[ LOL! I see Garth's a faster typist than I am. Also he touches on a point I overlooked -- namely, that merely reading can change status in some cases. The IFR of a 6522 is one example -- reading that register can change its contents. My comments are more general. Vladimir's post raises other questions worth examining.]
Most computers have address decode logic which, for any particular address, will activate
only one memory / IO device -- or possibly none, but never
more than one. OTOH other computers use decode logic which, for cost or space reasons, is simplified, and the "one device at a time" rule has exceptions. For example, supposing there are two IO devices, you might find there's...
- a portion of the CPU address range in which neither IO device activates
- a portion of the CPU address range in which device A activates
- a portion of the CPU address range in which device B activates
- a portion of the CPU address range in which device A and B both activate
Code that's written specifically for accessing these devices won't use the "neither" range or the "both" range. But other, more general code (like your examples) might.

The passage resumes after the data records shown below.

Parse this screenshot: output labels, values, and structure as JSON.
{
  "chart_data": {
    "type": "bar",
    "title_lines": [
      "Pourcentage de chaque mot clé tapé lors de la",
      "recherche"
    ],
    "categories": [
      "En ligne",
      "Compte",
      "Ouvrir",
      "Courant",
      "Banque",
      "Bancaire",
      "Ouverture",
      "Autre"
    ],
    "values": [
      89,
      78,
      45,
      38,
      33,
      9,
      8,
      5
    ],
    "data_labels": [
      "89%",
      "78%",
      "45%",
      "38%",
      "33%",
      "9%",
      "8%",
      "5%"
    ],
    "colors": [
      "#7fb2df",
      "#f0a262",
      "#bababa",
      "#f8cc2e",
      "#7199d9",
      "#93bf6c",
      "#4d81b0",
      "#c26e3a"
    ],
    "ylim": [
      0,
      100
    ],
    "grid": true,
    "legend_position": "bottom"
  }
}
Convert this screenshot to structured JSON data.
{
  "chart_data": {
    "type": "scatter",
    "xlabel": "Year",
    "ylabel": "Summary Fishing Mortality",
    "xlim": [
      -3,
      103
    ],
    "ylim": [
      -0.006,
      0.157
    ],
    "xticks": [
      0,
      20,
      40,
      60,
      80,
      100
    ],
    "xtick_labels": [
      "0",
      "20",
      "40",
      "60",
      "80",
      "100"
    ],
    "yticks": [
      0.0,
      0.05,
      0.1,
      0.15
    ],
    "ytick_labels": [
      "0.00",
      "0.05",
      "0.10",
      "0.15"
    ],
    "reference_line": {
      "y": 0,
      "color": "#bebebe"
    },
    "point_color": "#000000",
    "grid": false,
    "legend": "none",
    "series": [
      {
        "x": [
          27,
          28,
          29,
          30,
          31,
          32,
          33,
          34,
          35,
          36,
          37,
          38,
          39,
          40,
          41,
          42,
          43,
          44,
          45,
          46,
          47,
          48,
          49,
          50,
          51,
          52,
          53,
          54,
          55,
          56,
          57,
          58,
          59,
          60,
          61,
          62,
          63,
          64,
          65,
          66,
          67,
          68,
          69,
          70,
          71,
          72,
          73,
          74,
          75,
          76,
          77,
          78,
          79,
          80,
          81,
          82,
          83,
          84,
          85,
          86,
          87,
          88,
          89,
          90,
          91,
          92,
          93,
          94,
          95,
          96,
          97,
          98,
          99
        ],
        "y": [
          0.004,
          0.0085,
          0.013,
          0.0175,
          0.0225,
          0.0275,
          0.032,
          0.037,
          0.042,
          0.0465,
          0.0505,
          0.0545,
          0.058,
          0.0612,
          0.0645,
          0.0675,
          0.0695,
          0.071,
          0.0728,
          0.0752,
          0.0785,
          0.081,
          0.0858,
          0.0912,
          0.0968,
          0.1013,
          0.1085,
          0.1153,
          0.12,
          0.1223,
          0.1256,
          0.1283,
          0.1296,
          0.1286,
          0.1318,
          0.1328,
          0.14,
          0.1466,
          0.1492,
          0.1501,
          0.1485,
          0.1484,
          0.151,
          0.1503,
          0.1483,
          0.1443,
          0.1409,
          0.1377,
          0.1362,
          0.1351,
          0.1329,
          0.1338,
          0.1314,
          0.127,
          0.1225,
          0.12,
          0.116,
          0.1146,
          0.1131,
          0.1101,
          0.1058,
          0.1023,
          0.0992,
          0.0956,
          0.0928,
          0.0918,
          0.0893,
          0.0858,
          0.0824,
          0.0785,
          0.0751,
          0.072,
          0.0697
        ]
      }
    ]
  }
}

A read or write access to the "A" or to the "B" range is what you'd call business as usual. The only caveat is the one Garth raised.

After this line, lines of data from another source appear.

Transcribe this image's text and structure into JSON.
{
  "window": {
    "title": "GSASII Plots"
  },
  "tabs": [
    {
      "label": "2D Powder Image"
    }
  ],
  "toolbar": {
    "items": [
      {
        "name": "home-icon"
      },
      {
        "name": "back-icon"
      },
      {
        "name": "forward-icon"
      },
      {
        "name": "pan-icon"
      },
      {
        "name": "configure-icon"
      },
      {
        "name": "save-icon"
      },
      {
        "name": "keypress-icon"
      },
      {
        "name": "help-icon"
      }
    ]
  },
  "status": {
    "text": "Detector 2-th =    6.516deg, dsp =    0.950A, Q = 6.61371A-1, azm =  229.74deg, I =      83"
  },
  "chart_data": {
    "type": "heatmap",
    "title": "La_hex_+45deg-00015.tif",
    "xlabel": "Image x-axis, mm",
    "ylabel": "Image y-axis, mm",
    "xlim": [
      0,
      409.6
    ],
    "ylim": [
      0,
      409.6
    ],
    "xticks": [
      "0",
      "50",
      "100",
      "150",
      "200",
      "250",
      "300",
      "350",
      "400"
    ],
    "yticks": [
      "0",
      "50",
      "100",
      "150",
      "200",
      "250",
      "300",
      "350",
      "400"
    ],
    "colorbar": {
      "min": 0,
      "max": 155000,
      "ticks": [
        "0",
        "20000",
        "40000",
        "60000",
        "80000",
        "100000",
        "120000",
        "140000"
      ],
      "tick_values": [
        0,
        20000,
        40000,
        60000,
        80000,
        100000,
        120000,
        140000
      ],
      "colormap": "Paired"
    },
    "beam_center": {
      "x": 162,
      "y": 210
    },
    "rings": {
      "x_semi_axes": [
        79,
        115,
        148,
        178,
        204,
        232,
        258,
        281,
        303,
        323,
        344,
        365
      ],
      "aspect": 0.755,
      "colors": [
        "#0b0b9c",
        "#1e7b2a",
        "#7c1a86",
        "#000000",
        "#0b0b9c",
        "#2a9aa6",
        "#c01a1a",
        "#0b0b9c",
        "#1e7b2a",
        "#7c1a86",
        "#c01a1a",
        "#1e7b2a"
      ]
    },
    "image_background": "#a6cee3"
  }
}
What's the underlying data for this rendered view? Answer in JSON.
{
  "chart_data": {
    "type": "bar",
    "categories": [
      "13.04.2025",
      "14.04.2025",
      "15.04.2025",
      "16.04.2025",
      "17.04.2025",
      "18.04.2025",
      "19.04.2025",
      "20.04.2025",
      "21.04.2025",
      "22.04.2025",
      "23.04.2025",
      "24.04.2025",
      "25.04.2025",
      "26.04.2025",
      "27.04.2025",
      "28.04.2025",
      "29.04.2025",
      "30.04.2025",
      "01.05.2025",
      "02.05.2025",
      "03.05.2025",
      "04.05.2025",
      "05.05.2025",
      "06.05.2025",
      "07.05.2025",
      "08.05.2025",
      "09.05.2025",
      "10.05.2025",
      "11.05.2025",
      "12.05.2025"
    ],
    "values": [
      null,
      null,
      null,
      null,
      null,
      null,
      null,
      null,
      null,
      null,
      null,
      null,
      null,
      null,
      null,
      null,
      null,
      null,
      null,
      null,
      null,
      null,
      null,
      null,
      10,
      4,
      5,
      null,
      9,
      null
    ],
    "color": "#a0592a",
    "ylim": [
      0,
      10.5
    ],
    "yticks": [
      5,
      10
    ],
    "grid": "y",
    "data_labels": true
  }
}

A write access to the "neither" range produces no effect, and is harmless. A read access is harmless for hardware, but the data returned is somewhat unpredictable. Presumably the software won't succeed or fail based on such an access, so there's no harm there, either.
A
write access to the "both" range is "heard" by both devices, and that could even be useful! But a
read access to the "both" range is the problem we need to discuss. When two devices are simultaneously commanded to drive the data bus, the result (ignoring the unlikely case where both devices happen to read identical data) is bus contention.
Vladimir wrote:
Is it dangerous for soft- and hardware?
The data returned is undefined, so the software mustn't succeed or fail based on such an access. But it's not worth worrying about, since in these circumstances it's impossible to define success! As for the hardware, nobody will
recommend bus contention. It's guaranteed to result in an abnormally high current flow from the outputs of the two devices involved. Nevertheless, the probability of damage is small. If you don't notice the chips getting hot then you're probably OK. I realize that doesn't sound very scientific!

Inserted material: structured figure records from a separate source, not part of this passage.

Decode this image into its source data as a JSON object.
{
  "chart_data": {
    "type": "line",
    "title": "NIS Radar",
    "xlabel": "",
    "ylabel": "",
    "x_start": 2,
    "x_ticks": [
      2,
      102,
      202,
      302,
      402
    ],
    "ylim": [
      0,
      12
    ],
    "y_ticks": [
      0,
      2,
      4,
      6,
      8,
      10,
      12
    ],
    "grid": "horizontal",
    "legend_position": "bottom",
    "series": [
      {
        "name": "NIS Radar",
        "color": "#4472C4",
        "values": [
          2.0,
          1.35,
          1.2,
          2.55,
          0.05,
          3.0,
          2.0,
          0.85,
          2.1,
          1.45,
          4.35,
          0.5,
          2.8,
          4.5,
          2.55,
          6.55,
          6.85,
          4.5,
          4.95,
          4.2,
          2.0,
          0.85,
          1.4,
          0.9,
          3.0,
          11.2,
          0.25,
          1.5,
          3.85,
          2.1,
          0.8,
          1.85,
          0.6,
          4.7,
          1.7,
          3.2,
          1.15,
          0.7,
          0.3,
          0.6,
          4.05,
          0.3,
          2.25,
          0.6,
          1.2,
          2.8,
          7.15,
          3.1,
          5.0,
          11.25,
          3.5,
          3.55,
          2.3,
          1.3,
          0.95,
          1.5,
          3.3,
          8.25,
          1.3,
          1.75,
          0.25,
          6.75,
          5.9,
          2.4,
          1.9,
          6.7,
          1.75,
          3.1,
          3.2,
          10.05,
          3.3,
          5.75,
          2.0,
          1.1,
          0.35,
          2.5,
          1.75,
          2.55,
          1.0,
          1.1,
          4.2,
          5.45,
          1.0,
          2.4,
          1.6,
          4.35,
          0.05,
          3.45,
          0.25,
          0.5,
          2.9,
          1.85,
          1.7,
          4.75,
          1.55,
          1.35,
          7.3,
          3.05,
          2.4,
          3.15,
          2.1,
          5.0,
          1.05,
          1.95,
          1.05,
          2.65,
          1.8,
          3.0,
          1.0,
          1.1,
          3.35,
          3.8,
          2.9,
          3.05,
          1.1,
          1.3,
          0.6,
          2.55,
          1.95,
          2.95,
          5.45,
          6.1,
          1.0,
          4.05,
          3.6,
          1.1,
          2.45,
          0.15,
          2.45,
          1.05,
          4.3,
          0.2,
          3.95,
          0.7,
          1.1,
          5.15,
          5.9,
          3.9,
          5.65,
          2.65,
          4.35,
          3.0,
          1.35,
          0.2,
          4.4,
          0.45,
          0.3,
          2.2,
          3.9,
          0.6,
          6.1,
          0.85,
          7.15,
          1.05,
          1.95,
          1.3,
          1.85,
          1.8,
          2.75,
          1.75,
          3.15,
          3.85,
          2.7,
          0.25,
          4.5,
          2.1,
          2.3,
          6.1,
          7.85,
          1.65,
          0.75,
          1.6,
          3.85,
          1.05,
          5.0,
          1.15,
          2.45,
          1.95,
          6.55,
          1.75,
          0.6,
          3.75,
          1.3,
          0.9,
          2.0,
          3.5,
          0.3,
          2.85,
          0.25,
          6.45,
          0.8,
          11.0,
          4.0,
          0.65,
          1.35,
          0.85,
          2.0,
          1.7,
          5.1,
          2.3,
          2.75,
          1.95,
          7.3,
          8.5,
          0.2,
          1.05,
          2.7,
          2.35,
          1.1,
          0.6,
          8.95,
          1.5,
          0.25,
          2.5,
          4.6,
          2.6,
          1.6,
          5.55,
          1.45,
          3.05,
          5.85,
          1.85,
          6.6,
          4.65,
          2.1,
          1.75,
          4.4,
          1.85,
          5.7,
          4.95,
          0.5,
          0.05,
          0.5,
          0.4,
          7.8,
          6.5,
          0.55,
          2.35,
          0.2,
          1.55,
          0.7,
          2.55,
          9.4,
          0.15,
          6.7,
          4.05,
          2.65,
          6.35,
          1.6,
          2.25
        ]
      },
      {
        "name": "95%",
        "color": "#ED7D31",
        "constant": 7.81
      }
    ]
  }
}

Remember the excess current flow occurs only during cycles for which the devices are accessed. Because those cycles are typically very much in the minority the heating effect will be small -- IOW the
average dissipation is tolerable.
Two final notes. Modern, CMOS devices are capable of higher output current than older devices -- especially NMOS. So if you're using only NMOS I wouldn't worry at all about contention causing permanent hardware damage.
The other issue is VCC supply noise resulting from the excess current associated with contention -- especially in the absence of adequate decoupling capacitors. This won't cause any permanent damage, but it can be enough to upset the software.
-- Jeff